I’ve been so impressed with the quality content Netflix has included in their library lately. I’m a sucker for movies and a sucker for books, so this one was a no-brainer for me. The cast was great and the storyline was interesting. The story is set in the 1940’s and follows the characters retelling their experiences of Nazi Occupied Guernsey to London author, Juliet Ashton. While she intends to write an article about the society and their experiences, she finds and values their friendship even more. She begins to reevaluate what she wants for her own life and helps the group find some sort of peace once they open up about the loss of a friend.

The scenery in the film was absolutely lovely and we get a glimpse of England (for those of us who have never had the pleasure of visiting). The performances were great in this. Surprisingly, Kate Winslet was slated to portray Juliet Ashton, but she dropped out of the project before filming began. Honestly, as much as I love Kate Winslet as an actress and human being, I can’t imagine anyone else playing this role other than Lily James. She really embraced the role and gave such an endearing performance.

THE GUERNSEY LITERARY & POTATO PEEL PIE SOCIETY does run a bit long — it sits at 124 minutes. It does include some drama, some comedy, a few flashbacks and the recipe for an old-fashioned romance, so it’s not difficult to hold your interest (in my opinion).

This is truly a beautiful story of love, friendship and the sadness of friends lost.

Movie Review by Kristin: IRREPLACEABLE YOU

IMG_1668Holy crap.

I admit that I can be a bit emotional at times during shows like This Is Us and movies like Love, Simon. None, however, have made me ugly cry quite like this one.

SYNOPSIS: Recently engaged couple Abbie (Gugu Mbatha-Raw) and Sam (Michiel Huisman) find their dreams for the future shattered when she receives a terminal-cancer diagnosis. Abbie copes with the news by attending a support group, and by trying to plan the details of Sam’s life after she’s gone — which includes finding him a new partner.

IRREPLACEABLE YOU is a bit predictable in the sense that the main characters, Abbie and Sam, discover her diagnosis so early in the film, but the way it’s handled is heartbreaking and lovely all at the same time. I also feel like it was a bit sugar-coated because we never saw Abbie get extremely sick the way that we know cancer can play out — but I’m kind of thankful for that. We know what’s happening, we don’t necessarily have to witness every detail. In that respect, I also think it’s very telling that you’re able to be so emotionally invested in this couple despite not seeing the very worst of this horrible disease. It says a lot about the actors in each scene.
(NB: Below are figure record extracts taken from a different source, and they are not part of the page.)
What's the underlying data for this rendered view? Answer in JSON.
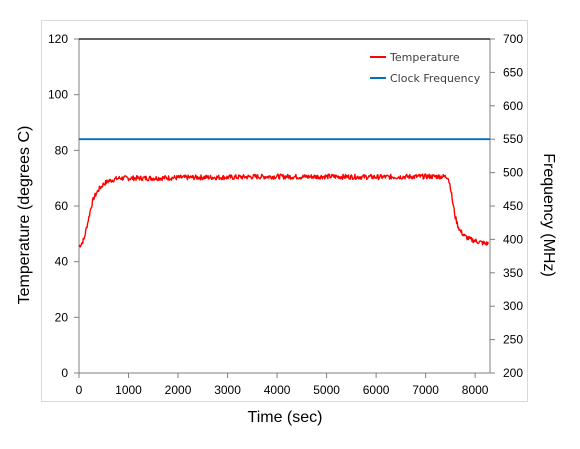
{
  "chart_data": {
    "type": "line",
    "x_label": "Time (sec)",
    "y_label_left": "Temperature (degrees C)",
    "y_label_right": "Frequency (MHz)",
    "xlim": [
      0,
      8300
    ],
    "ylim_left": [
      0,
      120
    ],
    "ylim_right": [
      200,
      700
    ],
    "x_ticks": [
      "0",
      "1000",
      "2000",
      "3000",
      "4000",
      "5000",
      "6000",
      "7000",
      "8000"
    ],
    "y_ticks_left": [
      "0",
      "20",
      "40",
      "60",
      "80",
      "100",
      "120"
    ],
    "y_ticks_right": [
      "200",
      "250",
      "300",
      "350",
      "400",
      "450",
      "500",
      "550",
      "600",
      "650",
      "700"
    ],
    "legend_position": "top-right",
    "grid": false,
    "series": [
      {
        "name": "Temperature",
        "axis": "left",
        "color": "#ff0000",
        "x": [
          0,
          50,
          100,
          150,
          200,
          250,
          300,
          400,
          500,
          600,
          700,
          800,
          1000,
          1200,
          1500,
          2000,
          2500,
          3000,
          3500,
          4000,
          4500,
          5000,
          5500,
          6000,
          6500,
          7000,
          7300,
          7450,
          7500,
          7550,
          7600,
          7650,
          7700,
          7750,
          7800,
          7900,
          8000,
          8100,
          8200,
          8270
        ],
        "values": [
          45.5,
          46.5,
          48,
          52,
          56,
          60,
          63,
          66,
          68,
          69,
          69.5,
          70,
          70,
          70,
          70,
          70.2,
          70.3,
          70.3,
          70.5,
          70.6,
          70.5,
          70.6,
          70.5,
          70.4,
          70.5,
          70.6,
          70.6,
          70.5,
          67,
          61,
          56,
          53,
          51,
          50,
          49,
          48,
          47.5,
          47,
          46.5,
          46.5
        ]
      },
      {
        "name": "Clock Frequency",
        "axis": "right",
        "color": "#0070c0",
        "x": [
          0,
          8300
        ],
        "values": [
          550,
          550
        ]
      }
    ],
    "top_reference_line_color": "#000000"
  }
}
The performances by Gugu Mbatha-Raw and Michiel Huisman were very sweet and raw. You really felt the love they had for each other, which made the outcome even more beautiful and heartbreaking. With that being said, even though the ending is predictable, watching it play out in such a way had me hooked. It was also fun to see Christopher Walken play a friend to Abbie throughout the film and, ultimately, being the person who made her look at her life differently.

My only complaint is that we didn’t get enough scenes with Kate McKinnon in them! Aside from that, this was a great little movie. One of the moments that really got me was when Abbie tells Sam that she thought planning his future would hurt less than her accepting that she won’t be around to see it. UGHHHHHHH. If you like the odd concoction of sad, romantic and funny movies, I definitely recommend this one.

Side note: I absolutely loved Sam’s dimples in the movie, and I was absolutely SHOOK to discover that he played Daario Naharis on Game of Thrones! Yes, the one that hooked up with Khaleesi and got dumped! Funny what a pair of glasses and a shave could do!